Atipik panik atak
Panik ataktan söz edilirken Atipik panik atak diye yeni bir tanımlamadan da söz ediliyor. Bu nedir? * 1990'lı yıllarda başlayan bir araştırma Atipik panik atak belirtilerini ortaya çıkardı. Atipik panik atakta çok tuhaf belirtiler var. Tipik panik atak antidepresanlara cevap verirken Atipik panik ataklar bu ilaçlarla daha da kötüleşiyor. Sara ilaçlarıyla iyileşebiliyorlar. Psikiyatri dünyasında şimdilerde, "Bunlar saraya dönüşmeyen bir tip mi" diye soruluyor. Özellikleri ise şöyle:
Işığın şiddetinin artıyor ya da azalıyor sanılması. Bu durum sarada görülür,
Seslerin yoğunluğunda artma ya da azalma olması,
Düşüncelerin hızlandığının ya da yavaşladığının sanılması,
Tanıdığı.insanı hiç görmemiş gibi olması,
Öfke patlamalarının görülmesi,
Vücudunun kendi ekseni etrafında dönüyormuş hissine kapılması.
Panik Atak Tedavisi nasıl yapılıyor?, Panik Atak Hastaları
Tedavisi için bugün biyolojik tedavide ilaç veriliyor, ama psikoterapi de yapılıyor. Panik atak yaşayanlar anti-depresan ilaçlarla tedavi ediliyor. Bu ilaçlar beyindeki nö-rokimyasal süreçleri etkiliyor. Hem psikoterapi hem de ilaç tedavisinin birlikte yapılması en doğrusu. Hastanın strese karşı toleransını artırmak için kişinin stresle baş etmesine yönelik gevşeme çalışmaları yapmak gerekiyor.
Panik atak, panik bozukluğuna neden dönüşür?
Panik atak ve devamında panik bozukluğunun nedenleri araştırıldığında, genetik geçişlerin ve aile içi ilişkilerin, yaşam biçiminin bu sorun üzerinde ciddi etkileri olduğu görülüyor. Örneğin panik sorunu yaşayanların ailelerinde de bu sorunun görülme sıklığı çok yüksek. Bazı hormonların düzeyindeki değişimlerin de bu sorunu tetiklediği görülüyor. Mesela, beyindeki sinir hücreleri arasında ciddi bir iletişim görevi olan serotonin seviyesindeki değişikliklerin de panik bozukluğuna neden olduğu bazı araştırmacılar tarafından ortaya konulmuş. Bunların yanı sıra üst benlik tarafından aşırı bastırılan dürtüler de panik atağın yaşanmasına neden olan etkenler arasında bunuyor.

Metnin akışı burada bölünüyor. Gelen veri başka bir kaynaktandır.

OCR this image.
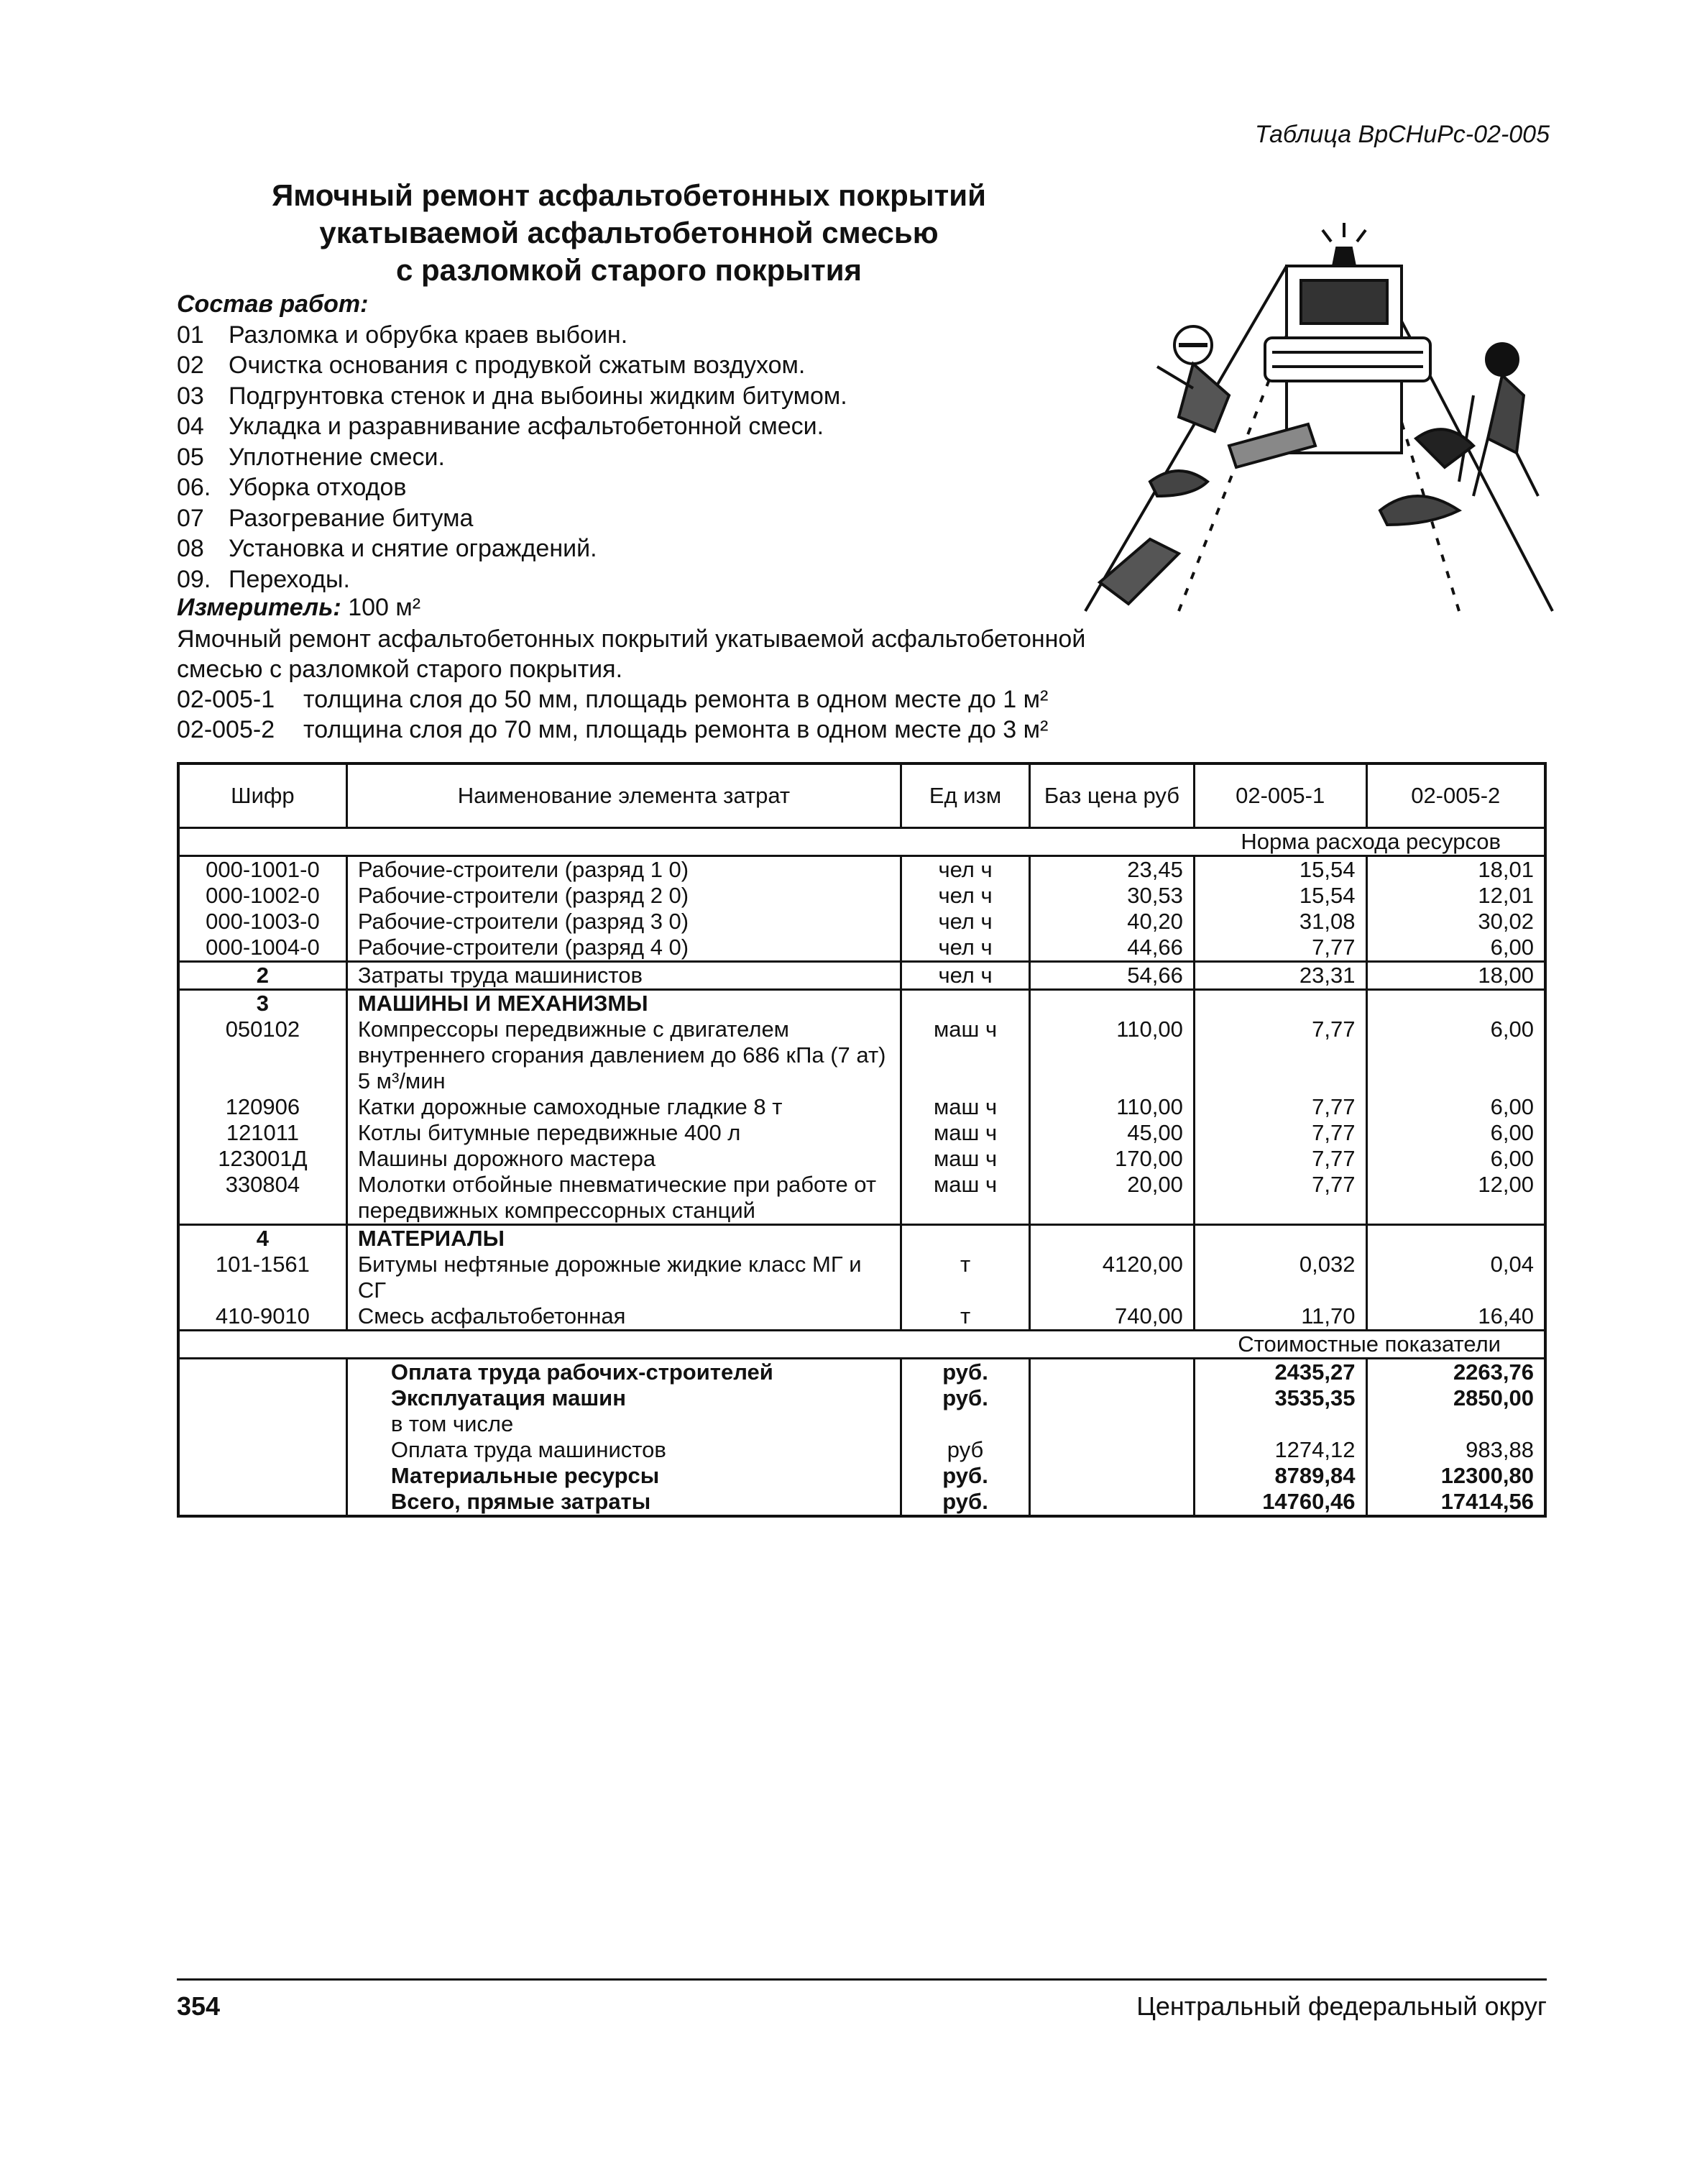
Таблица ВрСНиРс-02-005
Ямочный ремонт асфальтобетонных покрытий
укатываемой асфальтобетонной смесью
с разломкой старого покрытия
Состав работ:
01 Разломка и обрубка краев выбоин.
02 Очистка основания с продувкой сжатым воздухом.
03 Подгрунтовка стенок и дна выбоины жидким битумом.
04 Укладка и разравнивание асфальтобетонной смеси.
05 Уплотнение смеси.
06. Уборка отходов
07 Разогревание битума
08 Установка и снятие ограждений.
09. Переходы.
Измеритель: 100 м²
Ямочный ремонт асфальтобетонных покрытий укатываемой асфальтобетонной
смесью с разломкой старого покрытия.
02-005-1 толщина слоя до 50 мм, площадь ремонта в одном месте до 1 м²
02-005-2 толщина слоя до 70 мм, площадь ремонта в одном месте до 3 м²
Шифр	Наименование элемента затрат	Ед изм	Баз цена руб	02-005-1	02-005-2
Норма расхода ресурсов					
000-1001-0	Рабочие-строители (разряд 1 0)	чел ч	23,45	15,54	18,01
000-1002-0	Рабочие-строители (разряд 2 0)	чел ч	30,53	15,54	12,01
000-1003-0	Рабочие-строители (разряд 3 0)	чел ч	40,20	31,08	30,02
000-1004-0	Рабочие-строители (разряд 4 0)	чел ч	44,66	7,77	6,00
2	Затраты труда машинистов	чел ч	54,66	23,31	18,00
3	МАШИНЫ И МЕХАНИЗМЫ				
050102	Компрессоры передвижные с двигателем внутреннего сгорания давлением до 686 кПа (7 ат) 5 м³/мин	маш ч	110,00	7,77	6,00
120906	Катки дорожные самоходные гладкие 8 т	маш ч	110,00	7,77	6,00
121011	Котлы битумные передвижные 400 л	маш ч	45,00	7,77	6,00
123001Д	Машины дорожного мастера	маш ч	170,00	7,77	6,00
330804	Молотки отбойные пневматические при работе от передвижных компрессорных станций	маш ч	20,00	7,77	12,00
4	МАТЕРИАЛЫ				
101-1561	Битумы нефтяные дорожные жидкие класс МГ и СГ	т	4120,00	0,032	0,04
410-9010	Смесь асфальтобетонная	т	740,00	11,70	16,40
Стоимостные показатели					
	Оплата труда рабочих-строителей	руб.		2435,27	2263,76
	Эксплуатация машин	руб.		3535,35	2850,00
	в том числе				
	Оплата труда машинистов	руб		1274,12	983,88
	Материальные ресурсы	руб.		8789,84	12300,80
	Всего, прямые затраты	руб.		14760,46	17414,56
354	Центральный федеральный округ
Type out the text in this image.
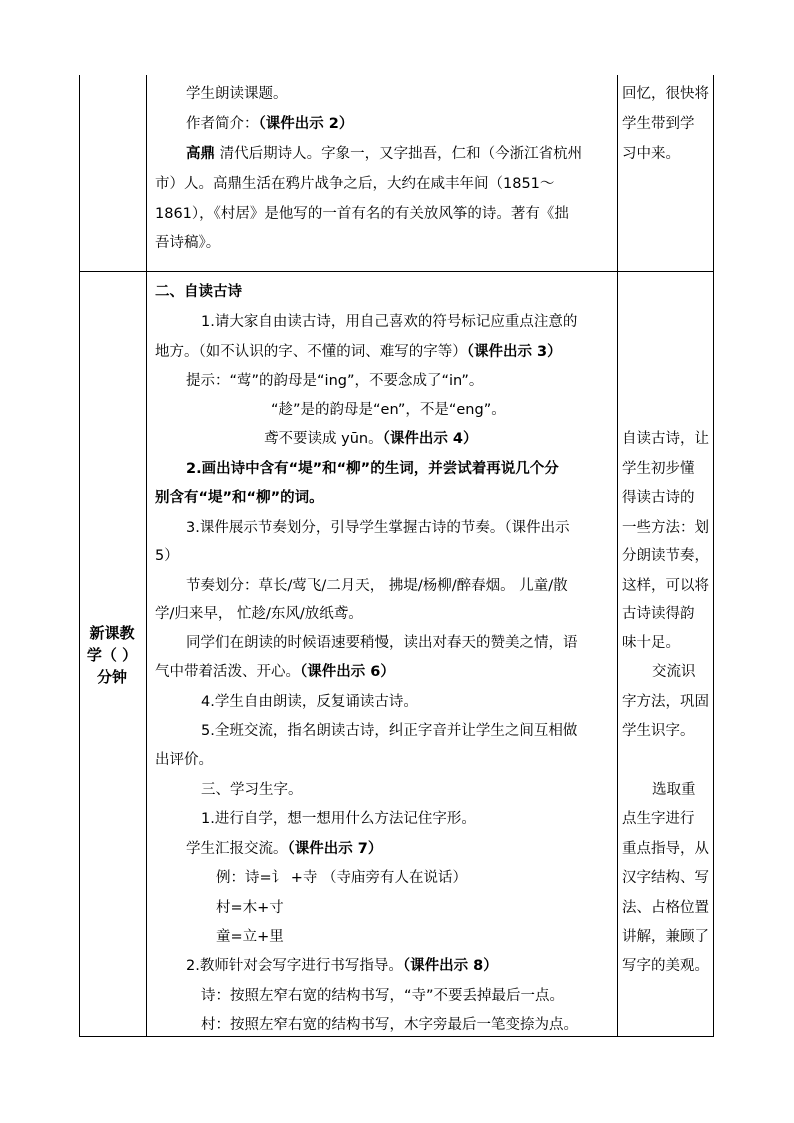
学生朗读课题。
作者简介：（课件出示 2）
高鼎 清代后期诗人。字象一，又字拙吾，仁和（今浙江省杭州
市）人。高鼎生活在鸦片战争之后，大约在咸丰年间（1851～
1861），《村居》是他写的一首有名的有关放风筝的诗。著有《拙
吾诗稿》。
回忆，很快将
学生带到学
习中来。
新课教
学（ ）
分钟
二、自读古诗
1.请大家自由读古诗，用自己喜欢的符号标记应重点注意的
地方。（如不认识的字、不懂的词、难写的字等）（课件出示 3）
提示：“莺”的韵母是“ing”，不要念成了“in”。
“趁”是的韵母是“en”，不是“eng”。
鸢不要读成 yūn。（课件出示 4）
2.画出诗中含有“堤”和“柳”的生词，并尝试着再说几个分
别含有“堤”和“柳”的词。
3.课件展示节奏划分，引导学生掌握古诗的节奏。（课件出示
5）
节奏划分：草长/莺飞/二月天， 拂堤/杨柳/醉春烟。 儿童/散
学/归来早， 忙趁/东风/放纸鸢。
同学们在朗读的时候语速要稍慢，读出对春天的赞美之情，语
气中带着活泼、开心。（课件出示 6）
4.学生自由朗读，反复诵读古诗。
5.全班交流，指名朗读古诗，纠正字音并让学生之间互相做
出评价。
三、学习生字。
1.进行自学，想一想用什么方法记住字形。
学生汇报交流。（课件出示 7）
例：诗=讠 +寺 （寺庙旁有人在说话）
村=木+寸
童=立+里
2.教师针对会写字进行书写指导。（课件出示 8）
诗：按照左窄右宽的结构书写，“寺”不要丢掉最后一点。
村：按照左窄右宽的结构书写，木字旁最后一笔变捺为点。
自读古诗，让
学生初步懂
得读古诗的
一些方法：划
分朗读节奏，
这样，可以将
古诗读得韵
味十足。
交流识
字方法，巩固
学生识字。
选取重
点生字进行
重点指导，从
汉字结构、写
法、占格位置
讲解，兼顾了
写字的美观。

Yine aileden öğrenilen davranış modelleri kişinin hayata yaklaşımını belirlediği için böyle bir atağın gelmesine ve yerleşmesine olanak tanıyor. Bedeninse kimi zaman nedensiz olarak ortaya çıkan kalp çarpıntısı, terleme, bitkinlik gibi bazı belirtileri yanlış yorumlayarak tehlikeli görmesi de panik atağı başlatabiliyor.
Toparlamak gerekirse, panik atak bilişsel süreçleri yok ediyor diyorsunuz. Bunu biraz açar mısınız?
Yaşanan olaylar sırasında, insandaki tüm bilişsel süreçlerin yarattığı beceri, yeti ortadan kalkıyor. Dolayısıyla insan kendini denetleyecek, o andaki bu tedirgin edici fiziksel ve ruhsal belirtileri bastırabilecek, engelleyebilecek, erteleyebilecek ruhsal ve bilişsel hiçbir süreci devreye sokamıyor. Bilişsel süreçlerde tam bir çalışamama durumu yaşanıyor.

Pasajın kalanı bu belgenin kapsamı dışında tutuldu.